The intensity of the joy though--this is also off the charts. I could never have dreamed of so much happiness. Sometimes it's easy to get side tracked on the small things--how much the baby (doesn't) sleep, cleanliness of the home, mundane life tasks. Having the two of them staring up at me with their big blue eyes is a shocking reminder to quit wasting time stressing over these things and instead to just seek joy.

Wouldn't that be a great life goal, to be a seeker of joy?

It's not so difficult to seek joy, especially since with the two of them I now have twice as much joy. Well, more than twice as much. I have joy spurting out of my ears. It's hard, but it's joyful as long as I take the time to seek that joy and then wallow in it.


I feel somewhat like I was suddenly thrown to the wolves since Tyler went back to work during the day. Everything was going so perfectly before, with him working at night, and now suddenly it's hard and not always happy.

That's why I need to seek the joy, right?


I saw this quote today:

"All the art of living lies in a fine mingling of letting go and holding on."

-Havelock Ellis


How true it is.

It's not easy to let go of some things, as I transition to being a mother of two.

Rosie is no longer my baby. She will always be my baby, but she's not the baby now. I feel like I've neglected her quite a bit recently--emotionally and physically. Thinking of it makes me tear up. She used to be my sole focus, and now she's sort of pushed off to the side while I do my best to deal with everything else.

What makes it even harder, when I stop to think over it, is that she has accepted everything with such grace. She tells me multiple times a day how much she loves "having a baby" and then she asks what she can do to help me. When I have some kind of freaky hormonal mood swing she quietly asks if she made me angry, and when I say no she asks what she can do to help. She brings me clean diapers and wipes all the time. She snuggles me and tells me she loves me, even when I haven't taken extra time to snuggle her.

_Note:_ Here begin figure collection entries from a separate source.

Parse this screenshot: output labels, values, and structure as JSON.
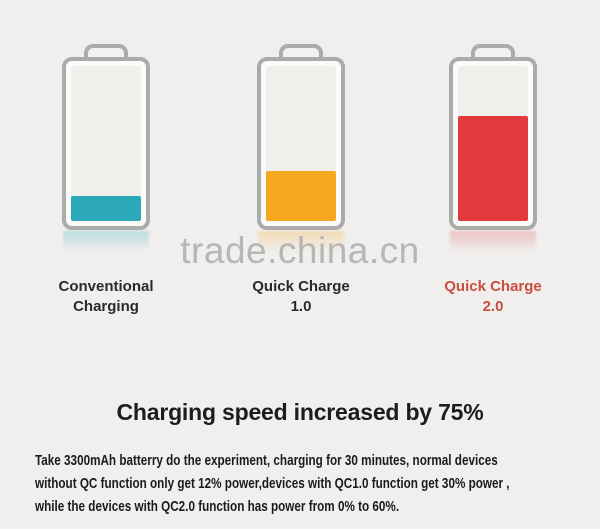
{
  "page": {
    "background_color": "#f0efed"
  },
  "watermark": {
    "text": "trade.china.cn",
    "color": "#b6b6b6"
  },
  "batteries": [
    {
      "name": "Conventional Charging",
      "label_line1": "Conventional",
      "label_line2": "Charging",
      "label_color": "#2a2a2a",
      "fill_color": "#2ba9b9",
      "reflection_color": "rgba(43,169,185,0.30)",
      "visual_fill_percent": 16,
      "power_percent_after_30_min": 12
    },
    {
      "name": "Quick Charge 1.0",
      "label_line1": "Quick Charge",
      "label_line2": "1.0",
      "label_color": "#2a2a2a",
      "fill_color": "#f6a81f",
      "reflection_color": "rgba(246,168,31,0.30)",
      "visual_fill_percent": 32,
      "power_percent_after_30_min": 30
    },
    {
      "name": "Quick Charge 2.0",
      "label_line1": "Quick Charge",
      "label_line2": "2.0",
      "label_color": "#c94f3f",
      "fill_color": "#e23a3c",
      "reflection_color": "rgba(226,58,60,0.28)",
      "visual_fill_percent": 68,
      "power_percent_after_30_min": 60
    }
  ],
  "headline": "Charging speed increased by 75%",
  "paragraph": {
    "line1": "Take 3300mAh batterry do the experiment, charging for 30 minutes, normal devices",
    "line2": "without QC function only get 12% power,devices with QC1.0 function get 30% power ,",
    "line3": "while the devices with QC2.0 function has power from 0% to 60%."
  },
  "chart_data": {
    "type": "bar",
    "categories": [
      "Conventional Charging",
      "Quick Charge 1.0",
      "Quick Charge 2.0"
    ],
    "values": [
      12,
      30,
      60
    ],
    "value_unit": "% battery power after 30 minutes of charging",
    "title": "Charging speed increased by 75%",
    "ylim": [
      0,
      100
    ],
    "bar_colors": [
      "#2ba9b9",
      "#f6a81f",
      "#e23a3c"
    ],
    "legend": "none",
    "grid": "off"
  }
}
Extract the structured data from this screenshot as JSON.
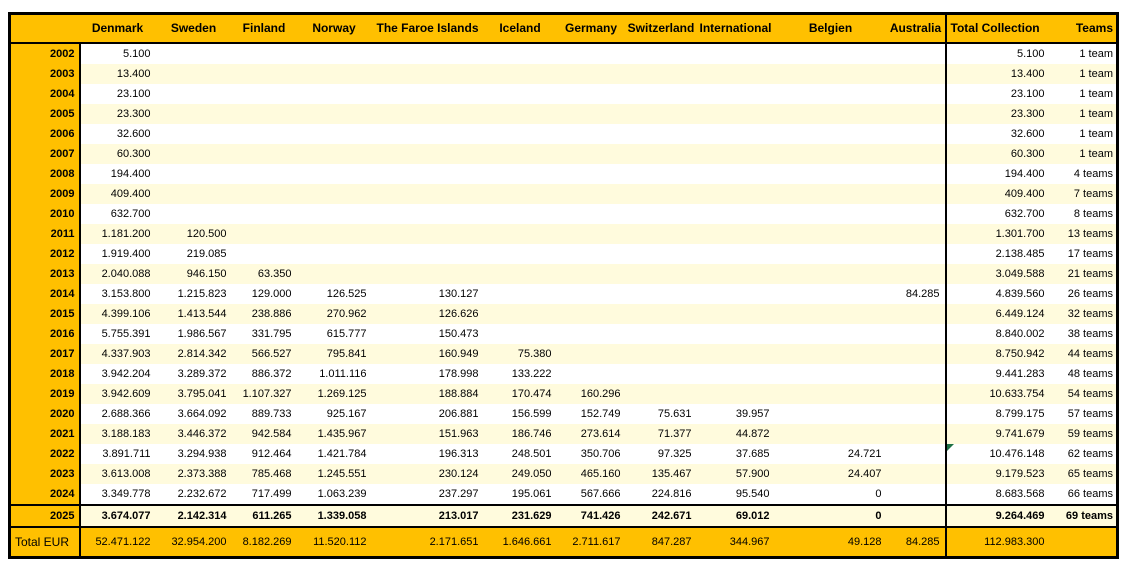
{
  "table": {
    "corner_label": "",
    "columns": [
      "Denmark",
      "Sweden",
      "Finland",
      "Norway",
      "The Faroe Islands",
      "Iceland",
      "Germany",
      "Switzerland",
      "International",
      "Belgien",
      "Australia"
    ],
    "total_collection_label": "Total Collection",
    "teams_label": "Teams",
    "rows": [
      {
        "year": "2002",
        "values": [
          "5.100",
          "",
          "",
          "",
          "",
          "",
          "",
          "",
          "",
          "",
          ""
        ],
        "total": "5.100",
        "teams": "1 team"
      },
      {
        "year": "2003",
        "values": [
          "13.400",
          "",
          "",
          "",
          "",
          "",
          "",
          "",
          "",
          "",
          ""
        ],
        "total": "13.400",
        "teams": "1 team"
      },
      {
        "year": "2004",
        "values": [
          "23.100",
          "",
          "",
          "",
          "",
          "",
          "",
          "",
          "",
          "",
          ""
        ],
        "total": "23.100",
        "teams": "1 team"
      },
      {
        "year": "2005",
        "values": [
          "23.300",
          "",
          "",
          "",
          "",
          "",
          "",
          "",
          "",
          "",
          ""
        ],
        "total": "23.300",
        "teams": "1 team"
      },
      {
        "year": "2006",
        "values": [
          "32.600",
          "",
          "",
          "",
          "",
          "",
          "",
          "",
          "",
          "",
          ""
        ],
        "total": "32.600",
        "teams": "1 team"
      },
      {
        "year": "2007",
        "values": [
          "60.300",
          "",
          "",
          "",
          "",
          "",
          "",
          "",
          "",
          "",
          ""
        ],
        "total": "60.300",
        "teams": "1 team"
      },
      {
        "year": "2008",
        "values": [
          "194.400",
          "",
          "",
          "",
          "",
          "",
          "",
          "",
          "",
          "",
          ""
        ],
        "total": "194.400",
        "teams": "4 teams"
      },
      {
        "year": "2009",
        "values": [
          "409.400",
          "",
          "",
          "",
          "",
          "",
          "",
          "",
          "",
          "",
          ""
        ],
        "total": "409.400",
        "teams": "7 teams"
      },
      {
        "year": "2010",
        "values": [
          "632.700",
          "",
          "",
          "",
          "",
          "",
          "",
          "",
          "",
          "",
          ""
        ],
        "total": "632.700",
        "teams": "8 teams"
      },
      {
        "year": "2011",
        "values": [
          "1.181.200",
          "120.500",
          "",
          "",
          "",
          "",
          "",
          "",
          "",
          "",
          ""
        ],
        "total": "1.301.700",
        "teams": "13 teams"
      },
      {
        "year": "2012",
        "values": [
          "1.919.400",
          "219.085",
          "",
          "",
          "",
          "",
          "",
          "",
          "",
          "",
          ""
        ],
        "total": "2.138.485",
        "teams": "17 teams"
      },
      {
        "year": "2013",
        "values": [
          "2.040.088",
          "946.150",
          "63.350",
          "",
          "",
          "",
          "",
          "",
          "",
          "",
          ""
        ],
        "total": "3.049.588",
        "teams": "21 teams"
      },
      {
        "year": "2014",
        "values": [
          "3.153.800",
          "1.215.823",
          "129.000",
          "126.525",
          "130.127",
          "",
          "",
          "",
          "",
          "",
          "84.285"
        ],
        "total": "4.839.560",
        "teams": "26 teams"
      },
      {
        "year": "2015",
        "values": [
          "4.399.106",
          "1.413.544",
          "238.886",
          "270.962",
          "126.626",
          "",
          "",
          "",
          "",
          "",
          ""
        ],
        "total": "6.449.124",
        "teams": "32 teams"
      },
      {
        "year": "2016",
        "values": [
          "5.755.391",
          "1.986.567",
          "331.795",
          "615.777",
          "150.473",
          "",
          "",
          "",
          "",
          "",
          ""
        ],
        "total": "8.840.002",
        "teams": "38 teams"
      },
      {
        "year": "2017",
        "values": [
          "4.337.903",
          "2.814.342",
          "566.527",
          "795.841",
          "160.949",
          "75.380",
          "",
          "",
          "",
          "",
          ""
        ],
        "total": "8.750.942",
        "teams": "44 teams"
      },
      {
        "year": "2018",
        "values": [
          "3.942.204",
          "3.289.372",
          "886.372",
          "1.011.116",
          "178.998",
          "133.222",
          "",
          "",
          "",
          "",
          ""
        ],
        "total": "9.441.283",
        "teams": "48 teams"
      },
      {
        "year": "2019",
        "values": [
          "3.942.609",
          "3.795.041",
          "1.107.327",
          "1.269.125",
          "188.884",
          "170.474",
          "160.296",
          "",
          "",
          "",
          ""
        ],
        "total": "10.633.754",
        "teams": "54 teams"
      },
      {
        "year": "2020",
        "values": [
          "2.688.366",
          "3.664.092",
          "889.733",
          "925.167",
          "206.881",
          "156.599",
          "152.749",
          "75.631",
          "39.957",
          "",
          ""
        ],
        "total": "8.799.175",
        "teams": "57 teams"
      },
      {
        "year": "2021",
        "values": [
          "3.188.183",
          "3.446.372",
          "942.584",
          "1.435.967",
          "151.963",
          "186.746",
          "273.614",
          "71.377",
          "44.872",
          "",
          ""
        ],
        "total": "9.741.679",
        "teams": "59 teams"
      },
      {
        "year": "2022",
        "values": [
          "3.891.711",
          "3.294.938",
          "912.464",
          "1.421.784",
          "196.313",
          "248.501",
          "350.706",
          "97.325",
          "37.685",
          "24.721",
          ""
        ],
        "total": "10.476.148",
        "teams": "62 teams"
      },
      {
        "year": "2023",
        "values": [
          "3.613.008",
          "2.373.388",
          "785.468",
          "1.245.551",
          "230.124",
          "249.050",
          "465.160",
          "135.467",
          "57.900",
          "24.407",
          ""
        ],
        "total": "9.179.523",
        "teams": "65 teams"
      },
      {
        "year": "2024",
        "values": [
          "3.349.778",
          "2.232.672",
          "717.499",
          "1.063.239",
          "237.297",
          "195.061",
          "567.666",
          "224.816",
          "95.540",
          "0",
          ""
        ],
        "total": "8.683.568",
        "teams": "66 teams"
      },
      {
        "year": "2025",
        "values": [
          "3.674.077",
          "2.142.314",
          "611.265",
          "1.339.058",
          "213.017",
          "231.629",
          "741.426",
          "242.671",
          "69.012",
          "0",
          ""
        ],
        "total": "9.264.469",
        "teams": "69 teams"
      }
    ],
    "final_year": "2025",
    "total_row": {
      "label": "Total EUR",
      "values": [
        "52.471.122",
        "32.954.200",
        "8.182.269",
        "11.520.112",
        "2.171.651",
        "1.646.661",
        "2.711.617",
        "847.287",
        "344.967",
        "49.128",
        "84.285"
      ],
      "total": "112.983.300",
      "teams": ""
    }
  },
  "annotations": {
    "comment_marker_year": "2022",
    "comment_marker_column": "total"
  },
  "colors": {
    "header_bg": "#FFC000",
    "band_row_bg": "#FFFBDD",
    "border": "#000000",
    "comment_green": "#1E7145",
    "text": "#000000"
  }
}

She keeps telling me, "That's ok, Mommy."

What have I done to deserve such a sweet child?

She's so grown up now, even though she's only 3. She isn't a baby anymore. Letting go of that is sad, and hard.


At the same time I have to hold on tight. Hold on to my relationship with Rosie because she is still important even though she's much more independent now.

I have to hold on to my relationship with my husband also, which is more complicated now that my energies and emotions are divided up so thinly among two children.

I have to hold on to joy, because if I don't seek it and hang on then it will quickly disappear into the swirl of everyday life.

And there is so much joy to be found. I really don't want to miss a second of it.



"Happiness is not a brilliant climax to years of grim struggle and anxiety. It is a long succession of little decisions simply to be happy in the moment."